An organized portfolio management strategy should be about diversification* and consistent monitoring to keep all the pieces fitting together.

Just as there is no one right way to solve a six-sided puzzle, there is no one-size-fits-all approach to portfolio management. Based on your financial objectives, risk tolerance, unique circumstances and timeline, we guide you in developing a personal asset allocation* strategy – and adjusting it as time goes by. We believe establishing and managing an appropriately diversified portfolio is key to long-range success as your life and the world around us changes. Over time, your portfolio can benefit from a consistent and disciplined approach to investment decision-making.

We also monitor your portfolio on a regular basis to determine whether changes need to be made in your asset allocation or choice of investment options. Based on your goals and personal situation, we allocate your assets to manage risk and rate of return, as well as to help capitalize on market conditions.

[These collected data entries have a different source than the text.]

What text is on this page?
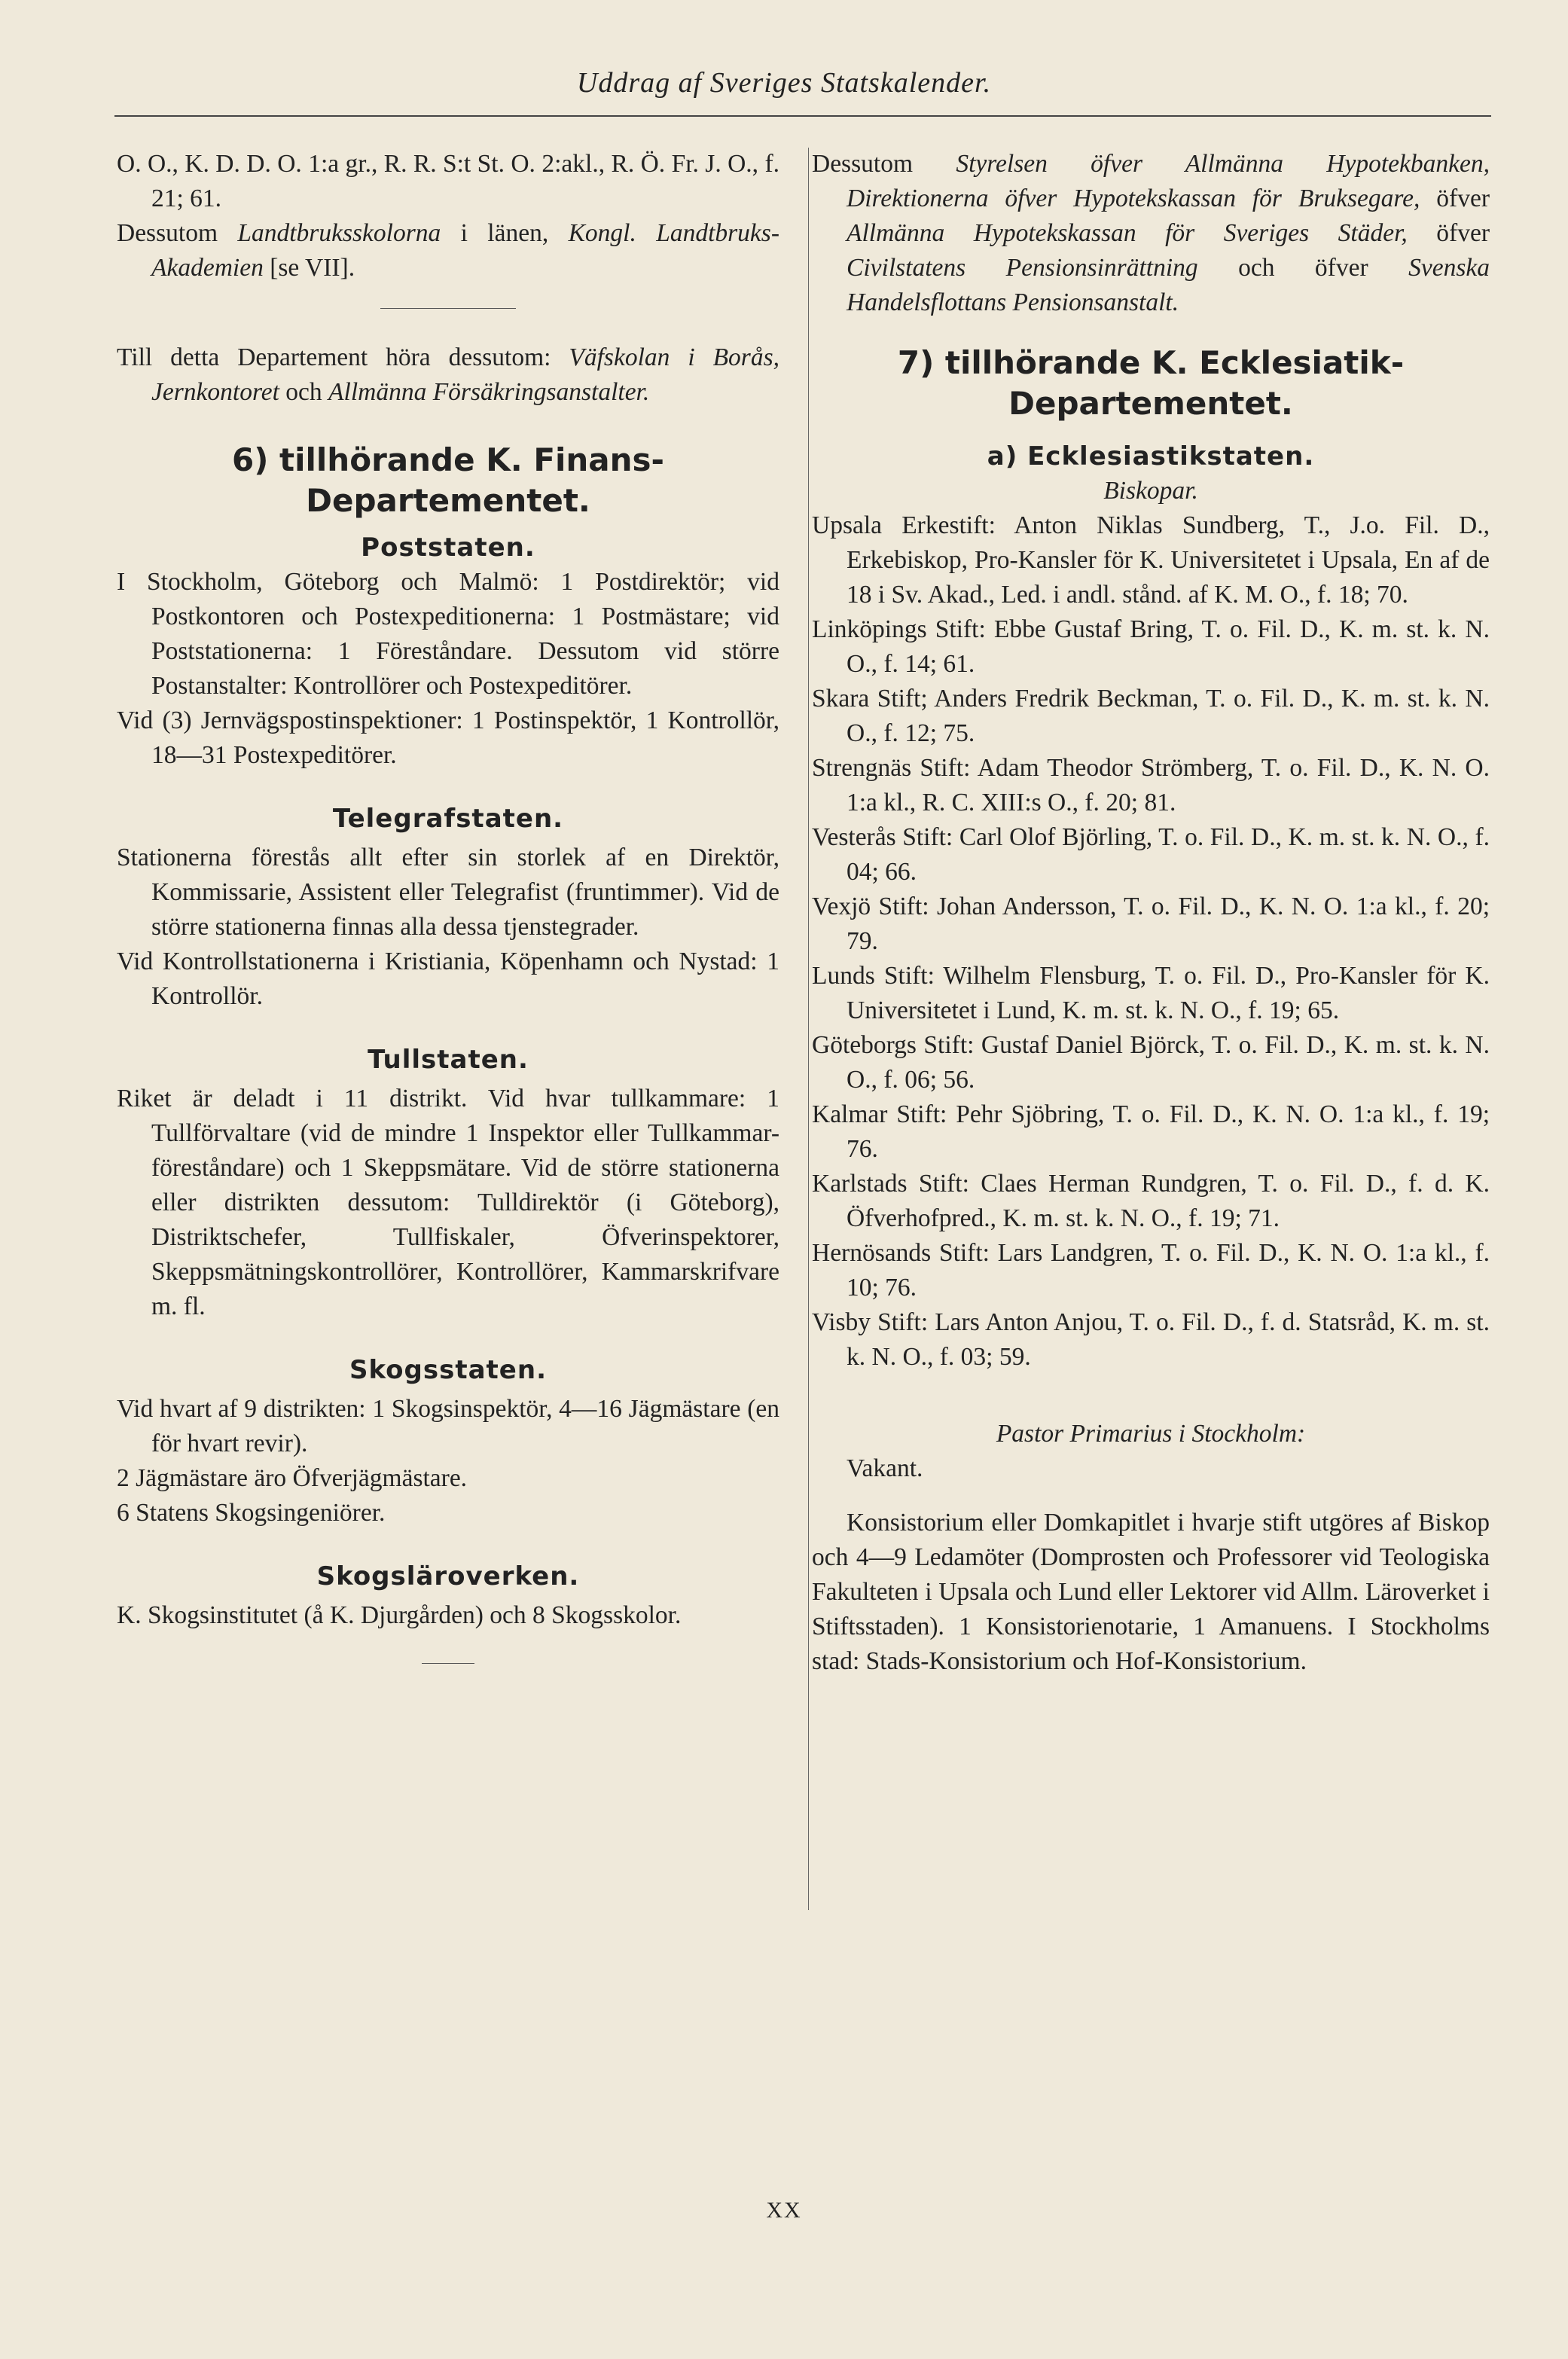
Uddrag af Sveriges Statskalender.

O. O., K. D. D. O. 1:a gr., R. R. S:t St. O. 2:akl., R. Ö. Fr. J. O., f. 21; 61.

Dessutom Landtbruksskolorna i länen, Kongl. Landtbruks-Akademien [se VII].

Till detta Departement höra dessutom: Väfskolan i Borås, Jernkontoret och Allmänna Försäkringsanstalter.

6) tillhörande K. Finans-Departementet.

Poststaten.

I Stockholm, Göteborg och Malmö: 1 Postdirektör; vid Postkontoren och Postexpeditionerna: 1 Postmästare; vid Poststationerna: 1 Föreståndare. Dessutom vid större Postanstalter: Kontrollörer och Postexpeditörer.

Vid (3) Jernvägspostinspektioner: 1 Postinspektör, 1 Kontrollör, 18—31 Postexpeditörer.

Telegrafstaten.

Stationerna förestås allt efter sin storlek af en Direktör, Kommissarie, Assistent eller Telegrafist (fruntimmer). Vid de större stationerna finnas alla dessa tjenstegrader.

Vid Kontrollstationerna i Kristiania, Köpenhamn och Nystad: 1 Kontrollör.

Tullstaten.

Riket är deladt i 11 distrikt. Vid hvar tullkammare: 1 Tullförvaltare (vid de mindre 1 Inspektor eller Tullkammar-föreståndare) och 1 Skeppsmätare. Vid de större stationerna eller distrikten dessutom: Tulldirektör (i Göteborg), Distriktschefer, Tullfiskaler, Öfverinspektorer, Skeppsmätningskontrollörer, Kontrollörer, Kammarskrifvare m. fl.

Skogsstaten.

Vid hvart af 9 distrikten: 1 Skogsinspektör, 4—16 Jägmästare (en för hvart revir).

2 Jägmästare äro Öfverjägmästare.

6 Statens Skogsingeniörer.

Skogsläroverken.

K. Skogsinstitutet (å K. Djurgården) och 8 Skogsskolor.

Dessutom Styrelsen öfver Allmänna Hypotekbanken, Direktionerna öfver Hypotekskassan för Bruksegare, öfver Allmänna Hypotekskassan för Sveriges Städer, öfver Civilstatens Pensionsinrättning och öfver Svenska Handelsflottans Pensionsanstalt.

7) tillhörande K. Ecklesiatik-Departementet.

a) Ecklesiastikstaten.

Biskopar.

Upsala Erkestift: Anton Niklas Sundberg, T., J.o. Fil. D., Erkebiskop, Pro-Kansler för K. Universitetet i Upsala, En af de 18 i Sv. Akad., Led. i andl. stånd. af K. M. O., f. 18; 70.

Linköpings Stift: Ebbe Gustaf Bring, T. o. Fil. D., K. m. st. k. N. O., f. 14; 61.

Skara Stift; Anders Fredrik Beckman, T. o. Fil. D., K. m. st. k. N. O., f. 12; 75.

Strengnäs Stift: Adam Theodor Strömberg, T. o. Fil. D., K. N. O. 1:a kl., R. C. XIII:s O., f. 20; 81.

Vesterås Stift: Carl Olof Björling, T. o. Fil. D., K. m. st. k. N. O., f. 04; 66.

Vexjö Stift: Johan Andersson, T. o. Fil. D., K. N. O. 1:a kl., f. 20; 79.

Lunds Stift: Wilhelm Flensburg, T. o. Fil. D., Pro-Kansler för K. Universitetet i Lund, K. m. st. k. N. O., f. 19; 65.

Göteborgs Stift: Gustaf Daniel Björck, T. o. Fil. D., K. m. st. k. N. O., f. 06; 56.

Kalmar Stift: Pehr Sjöbring, T. o. Fil. D., K. N. O. 1:a kl., f. 19; 76.

Karlstads Stift: Claes Herman Rundgren, T. o. Fil. D., f. d. K. Öfverhofpred., K. m. st. k. N. O., f. 19; 71.

Hernösands Stift: Lars Landgren, T. o. Fil. D., K. N. O. 1:a kl., f. 10; 76.

Visby Stift: Lars Anton Anjou, T. o. Fil. D., f. d. Statsråd, K. m. st. k. N. O., f. 03; 59.

Pastor Primarius i Stockholm:

Vakant.

Konsistorium eller Domkapitlet i hvarje stift utgöres af Biskop och 4—9 Ledamöter (Domprosten och Professorer vid Teologiska Fakulteten i Upsala och Lund eller Lektorer vid Allm. Läroverket i Stiftsstaden). 1 Konsistorienotarie, 1 Amanuens. I Stockholms stad: Stads-Konsistorium och Hof-Konsistorium.

XX
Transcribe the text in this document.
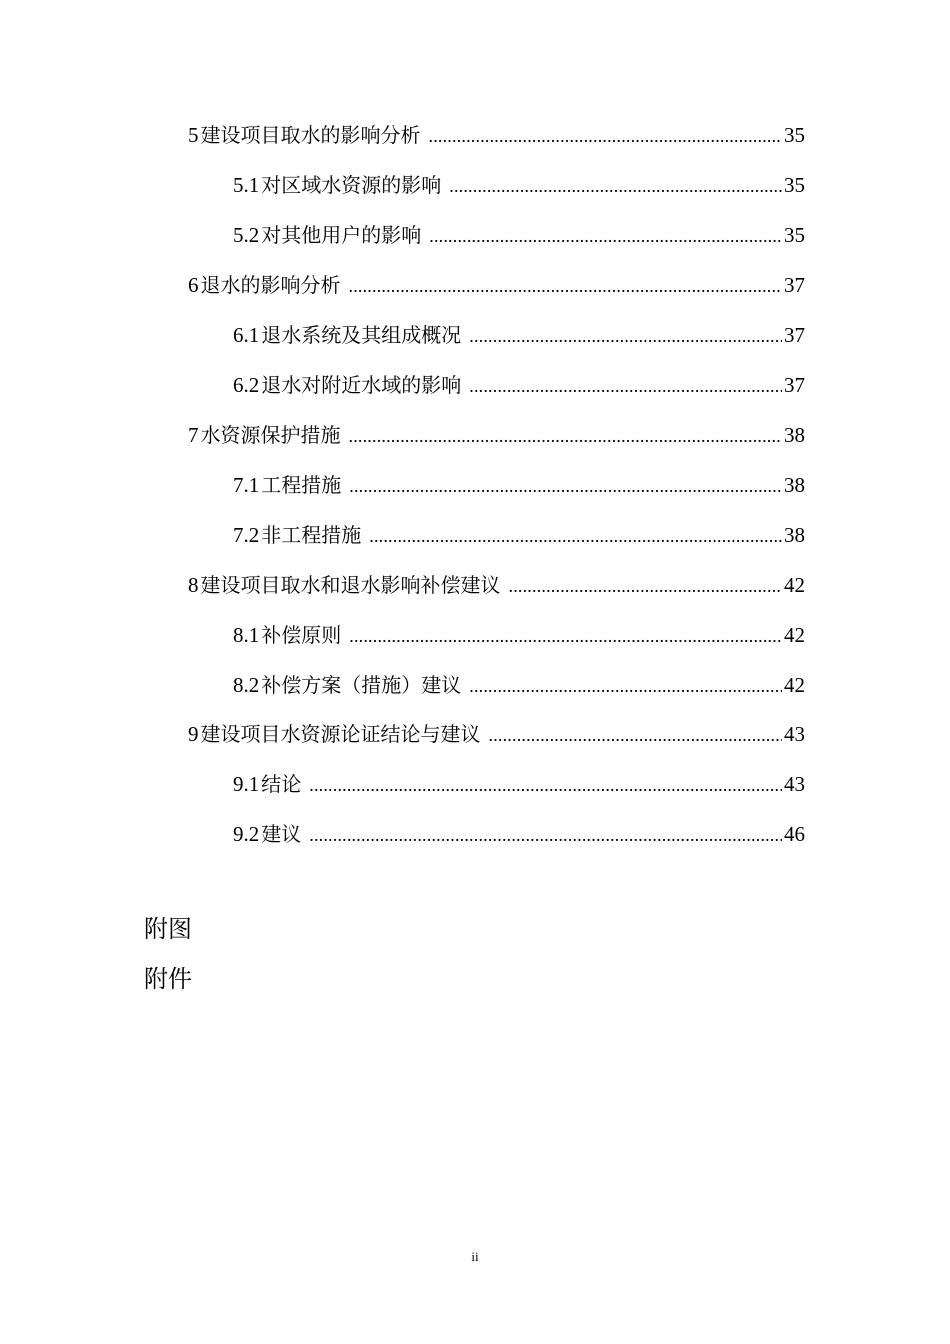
5 建设项目取水的影响分析 .....	35
5.1 对区域水资源的影响 .....	35
5.2 对其他用户的影响 .....	35
6 退水的影响分析 .....	37
6.1 退水系统及其组成概况 .....	37
6.2 退水对附近水域的影响 .....	37
7 水资源保护措施 .....	38
7.1 工程措施 .....	38
7.2 非工程措施 .....	38
8 建设项目取水和退水影响补偿建议 .....	42
8.1 补偿原则 .....	42
8.2 补偿方案（措施）建议 .....	42
9 建设项目水资源论证结论与建议 .....	43
9.1 结论 .....	43
9.2 建议 .....	46
附图
附件
ii
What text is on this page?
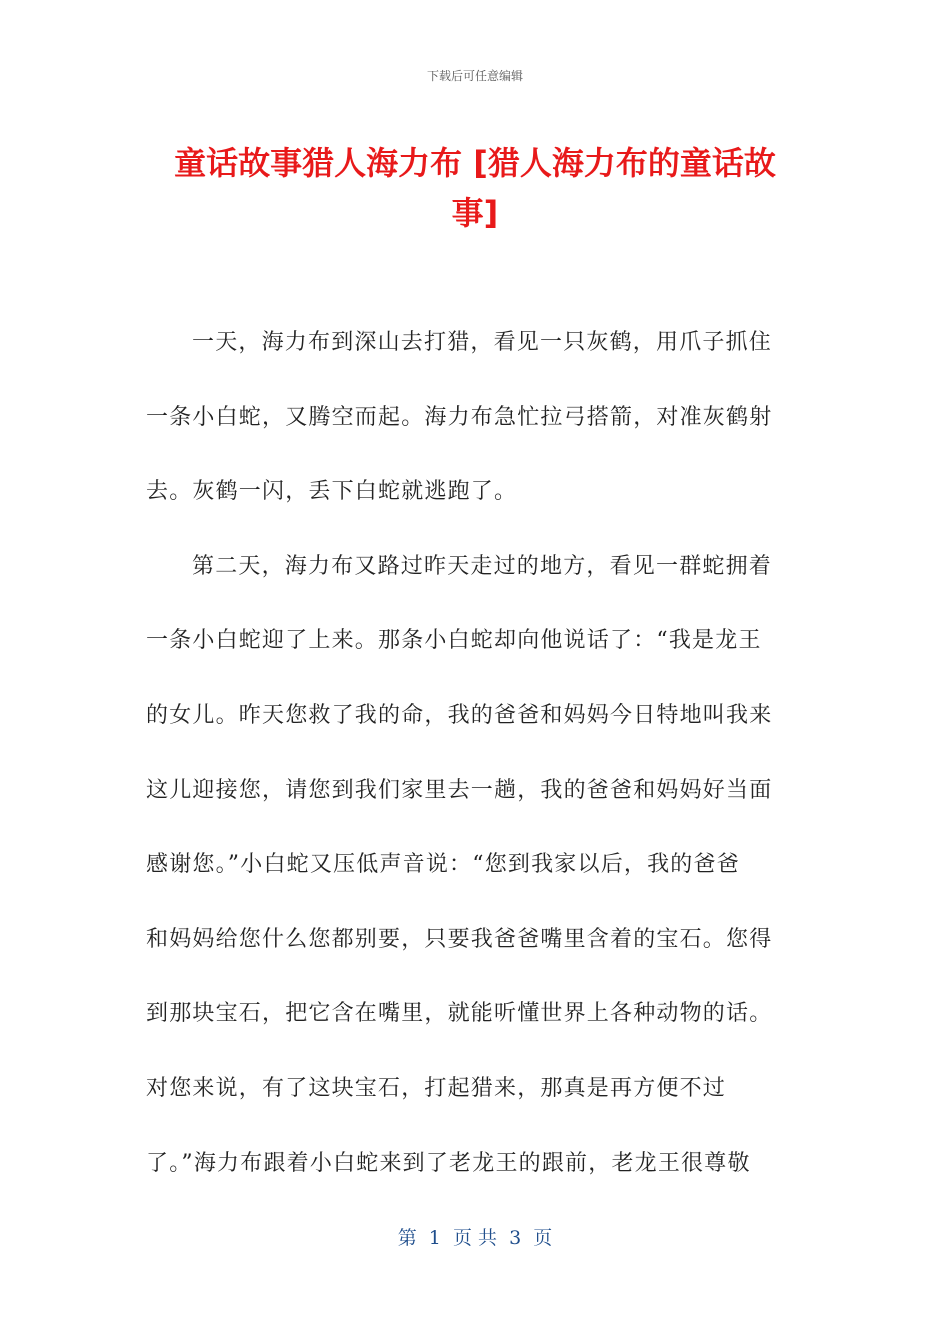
下载后可任意编辑
童话故事猎人海力布 [猎人海力布的童话故
事]
一天，海力布到深山去打猎，看见一只灰鹤，用爪子抓住
一条小白蛇，又腾空而起。海力布急忙拉弓搭箭，对准灰鹤射
去。灰鹤一闪，丢下白蛇就逃跑了。
第二天，海力布又路过昨天走过的地方，看见一群蛇拥着
一条小白蛇迎了上来。那条小白蛇却向他说话了：“我是龙王
的女儿。昨天您救了我的命，我的爸爸和妈妈今日特地叫我来
这儿迎接您，请您到我们家里去一趟，我的爸爸和妈妈好当面
感谢您。”小白蛇又压低声音说：“您到我家以后，我的爸爸
和妈妈给您什么您都别要，只要我爸爸嘴里含着的宝石。您得
到那块宝石，把它含在嘴里，就能听懂世界上各种动物的话。
对您来说，有了这块宝石，打起猎来，那真是再方便不过
了。”海力布跟着小白蛇来到了老龙王的跟前，老龙王很尊敬
第  1  页 共  3  页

Asset allocation is the process of selecting a mix of asset classes that closely matches an investor’s financial profile in terms of their investment preferences and tolerance for risk. It is based on the premise that the different asset classes have varying cycles of performance, and that by investing in multiple classes, the overall investment returns will be more stable and less susceptible to adverse movements in any one class.

All investments involve some sort of risk, whether it’s market risk, interest risk, inflation risk liquidity risk, tax risk. An individualized asset allocation strategy seeks to mitigate the risks of any one asset class though diversification and balance.